Au moment où le gouvernement promet des "mesures fortes" pour lutter contre ces violences sexistes, francetv info rassemble vos témoignages.
Des mains sur les fesses, des regards libidineux, des commentaires sexistes subis dans les transports en commun... Cela n'est ni de la drague, ni de la flatterie, et encore moins "un moment #plutôtsympa", mais bien du harcèlement. Au moment où le Haut Conseil à l'égalité entre les femmes et les hommes a remis au gouvernement, jeudi 16 avril, un rapport destiné à lutter contre ces violences sexistes, francetv info a lancé un appel à témoins. Voici les récits, parfois anonymes et souvent douloureux, que vous nous avez confiés.
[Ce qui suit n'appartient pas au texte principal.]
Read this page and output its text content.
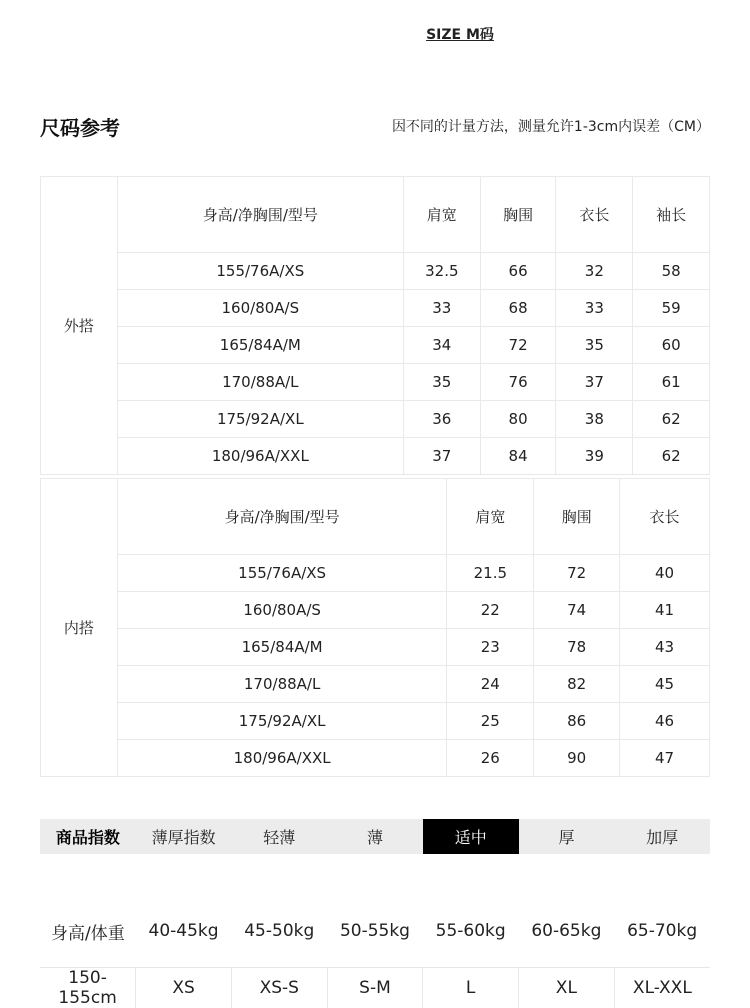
SIZE M码
尺码参考	因不同的计量方法，测量允许1-3cm内误差（CM）
外搭	身高/净胸围/型号	肩宽	胸围	衣长	袖长
	155/76A/XS	32.5	66	32	58
	160/80A/S	33	68	33	59
	165/84A/M	34	72	35	60
	170/88A/L	35	76	37	61
	175/92A/XL	36	80	38	62
	180/96A/XXL	37	84	39	62
内搭	身高/净胸围/型号	肩宽	胸围	衣长
	155/76A/XS	21.5	72	40
	160/80A/S	22	74	41
	165/84A/M	23	78	43
	170/88A/L	24	82	45
	175/92A/XL	25	86	46
	180/96A/XXL	26	90	47
商品指数	薄厚指数	轻薄	薄	适中	厚	加厚
身高/体重	40-45kg	45-50kg	50-55kg	55-60kg	60-65kg	65-70kg
150-155cm	XS	XS-S	S-M	L	XL	XL-XXL
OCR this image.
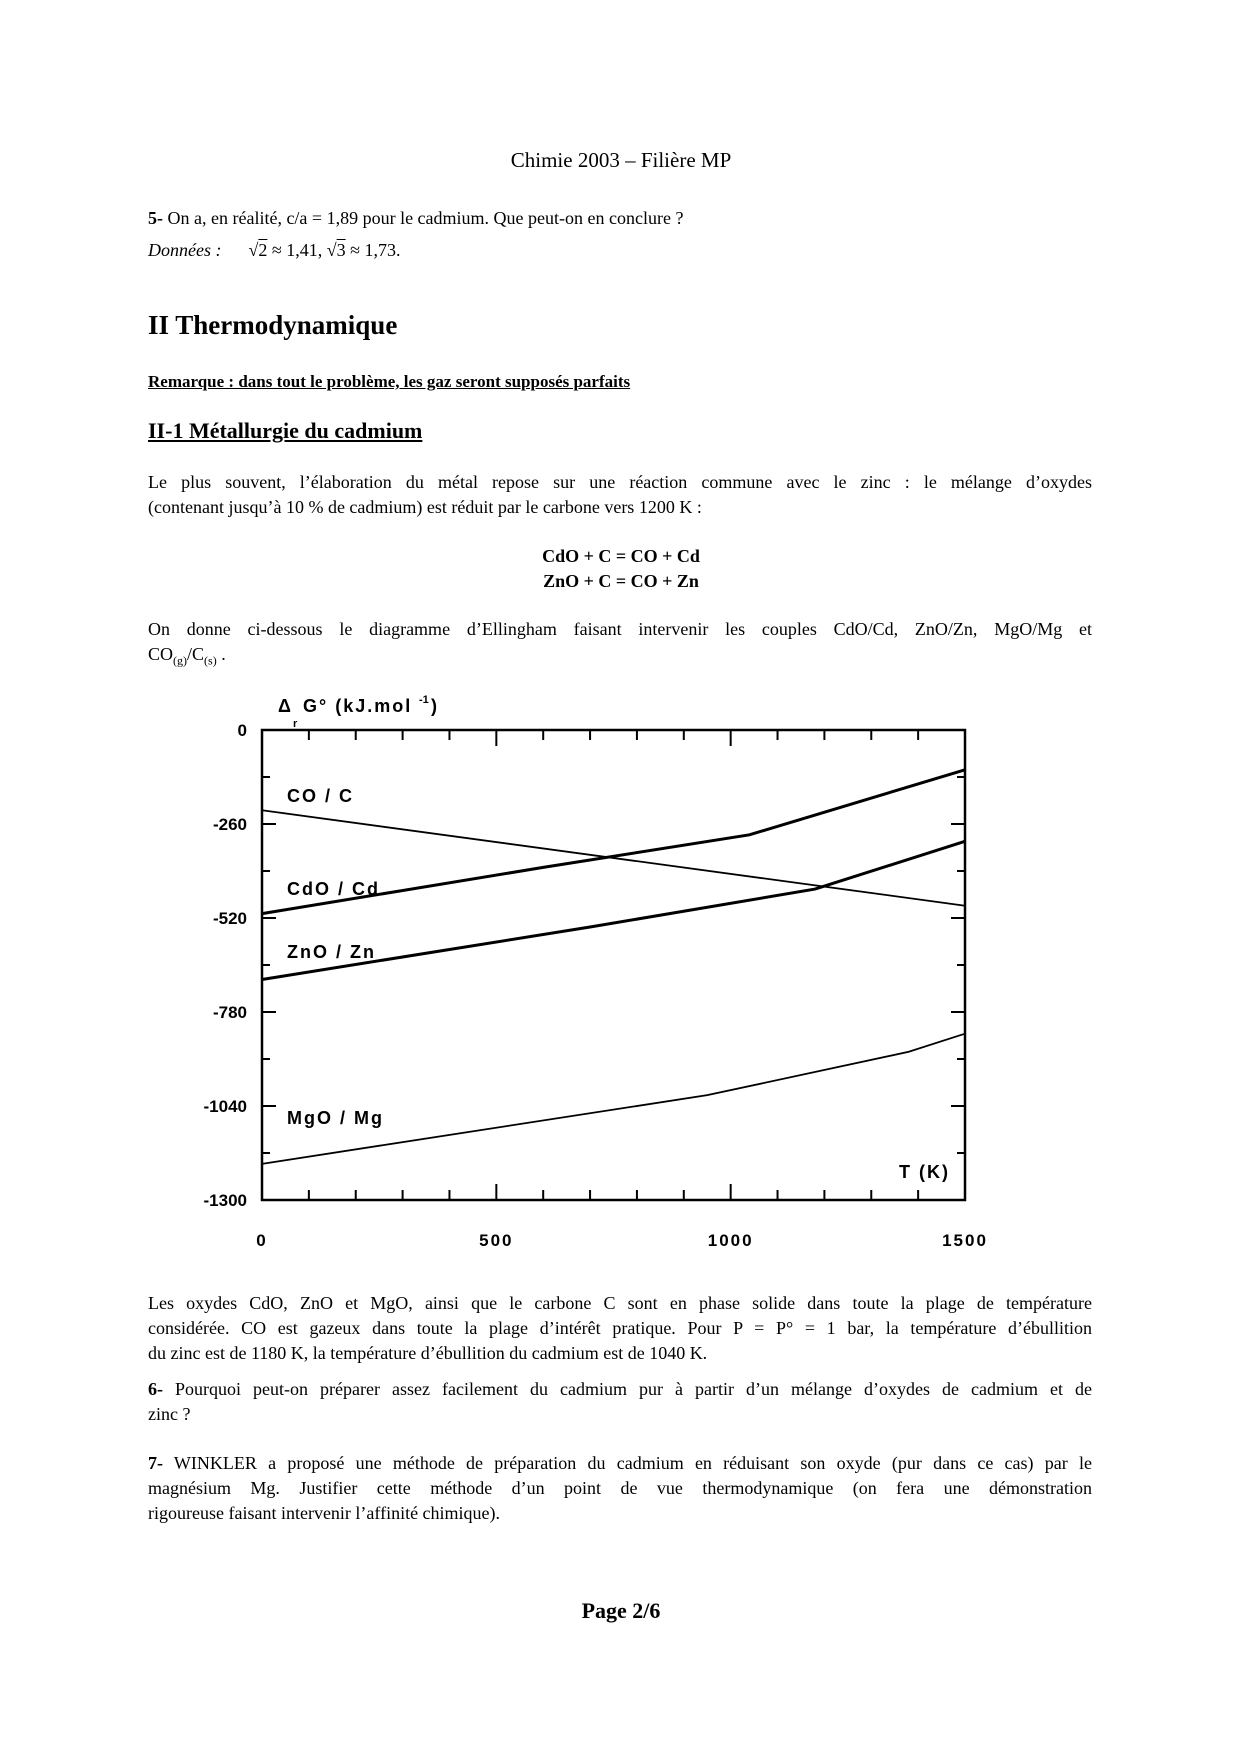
Chimie 2003 – Filière MP
5- On a, en réalité, c/a = 1,89 pour le cadmium. Que peut-on en conclure ?
Données : √2 ≈ 1,41, √3 ≈ 1,73.
II Thermodynamique
Remarque : dans tout le problème, les gaz seront supposés parfaits
II-1 Métallurgie du cadmium
Le plus souvent, l’élaboration du métal repose sur une réaction commune avec le zinc : le mélange d’oxydes
(contenant jusqu’à 10 % de cadmium) est réduit par le carbone vers 1200 K :
CdO + C = CO + Cd
ZnO + C = CO + Zn
On donne ci-dessous le diagramme d’Ellingham faisant intervenir les couples CdO/Cd, ZnO/Zn, MgO/Mg et
$CO_{(g)}/C_{(s)}$ .
0
-260
-520
-780
-1040
-1300
0	500	1000	1500
CO / C
CdO / Cd
ZnO / Zn
MgO / Mg
T (K)
Δ
r
G° (kJ.mol -1 )
Les oxydes CdO, ZnO et MgO, ainsi que le carbone C sont en phase solide dans toute la plage de température
considérée. CO est gazeux dans toute la plage d’intérêt pratique. Pour P = P° = 1 bar, la température d’ébullition
du zinc est de 1180 K, la température d’ébullition du cadmium est de 1040 K.
6- Pourquoi peut-on préparer assez facilement du cadmium pur à partir d’un mélange d’oxydes de cadmium et de
zinc ?
7- WINKLER a proposé une méthode de préparation du cadmium en réduisant son oxyde (pur dans ce cas) par le
magnésium Mg. Justifier cette méthode d’un point de vue thermodynamique (on fera une démonstration
rigoureuse faisant intervenir l’affinité chimique).
Page 2/6
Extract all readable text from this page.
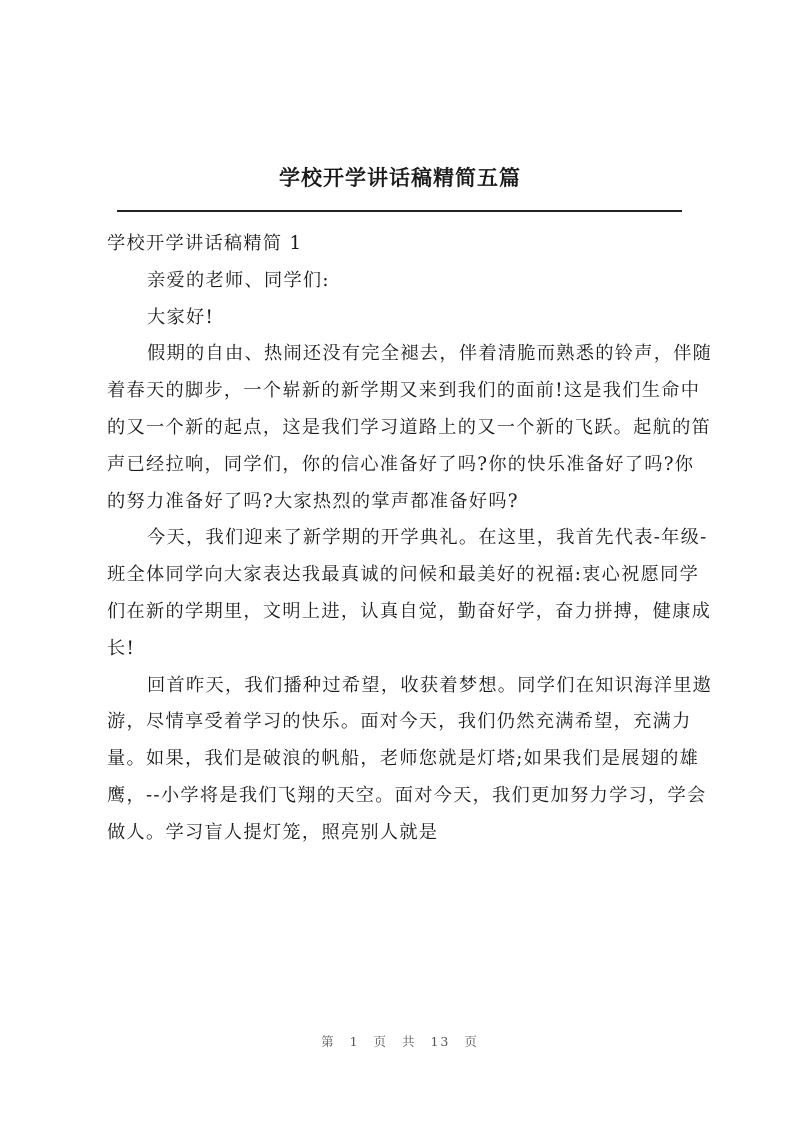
学校开学讲话稿精简五篇

学校开学讲话稿精简 1

亲爱的老师、同学们:

大家好!

假期的自由、热闹还没有完全褪去，伴着清脆而熟悉的铃声，伴随着春天的脚步，一个崭新的新学期又来到我们的面前!这是我们生命中的又一个新的起点，这是我们学习道路上的又一个新的飞跃。起航的笛声已经拉响，同学们，你的信心准备好了吗?你的快乐准备好了吗?你的努力准备好了吗?大家热烈的掌声都准备好吗?

今天，我们迎来了新学期的开学典礼。在这里，我首先代表-年级-班全体同学向大家表达我最真诚的问候和最美好的祝福:衷心祝愿同学们在新的学期里，文明上进，认真自觉，勤奋好学，奋力拼搏，健康成长!

回首昨天，我们播种过希望，收获着梦想。同学们在知识海洋里遨游，尽情享受着学习的快乐。面对今天，我们仍然充满希望，充满力量。如果，我们是破浪的帆船，老师您就是灯塔;如果我们是展翅的雄鹰，--小学将是我们飞翔的天空。面对今天，我们更加努力学习，学会做人。学习盲人提灯笼，照亮别人就是

第 1 页 共 13 页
"Autour de moi, personne n'a rien fait"
@Anonyme : "Jeudi 3 avril 2014, en fin d'après-midi. Je suis en dernière année de DUT, à Noisy-Champs (Seine-Saint-Denis), et je viens de passer une soutenance sur un gros projet. Je me suis bien habillée pour l'occasion, avec une jupe droite, que je n'ai pas l'habitude de porter, et un pull. (...) Le RER est bondé. Un peu coincée parmi tous ces gens, je sens quelque chose derrière ma cuisse, au bout de ma jupe. Première pensée : on est tellement serrés que quelque chose ou quelqu'un est en train de me toucher par mégarde. Puis je sens cette 'chose' remonter vers mes fesses ; ma jupe remonter et se resserrer. Premier réflexe : rabaisser ma jupe toujours en pensant que quelqu'un n'a juste pas fait attention à ce qu'il faisait. Quelques secondes plus tard, je sens la 'même chose', plus appuyée contre ma cuisse, soulevant ma jupe dans le but d'atteindre mes fesses. Cette fois-ci, je saisis 'la chose' en découvrant que c'est une main.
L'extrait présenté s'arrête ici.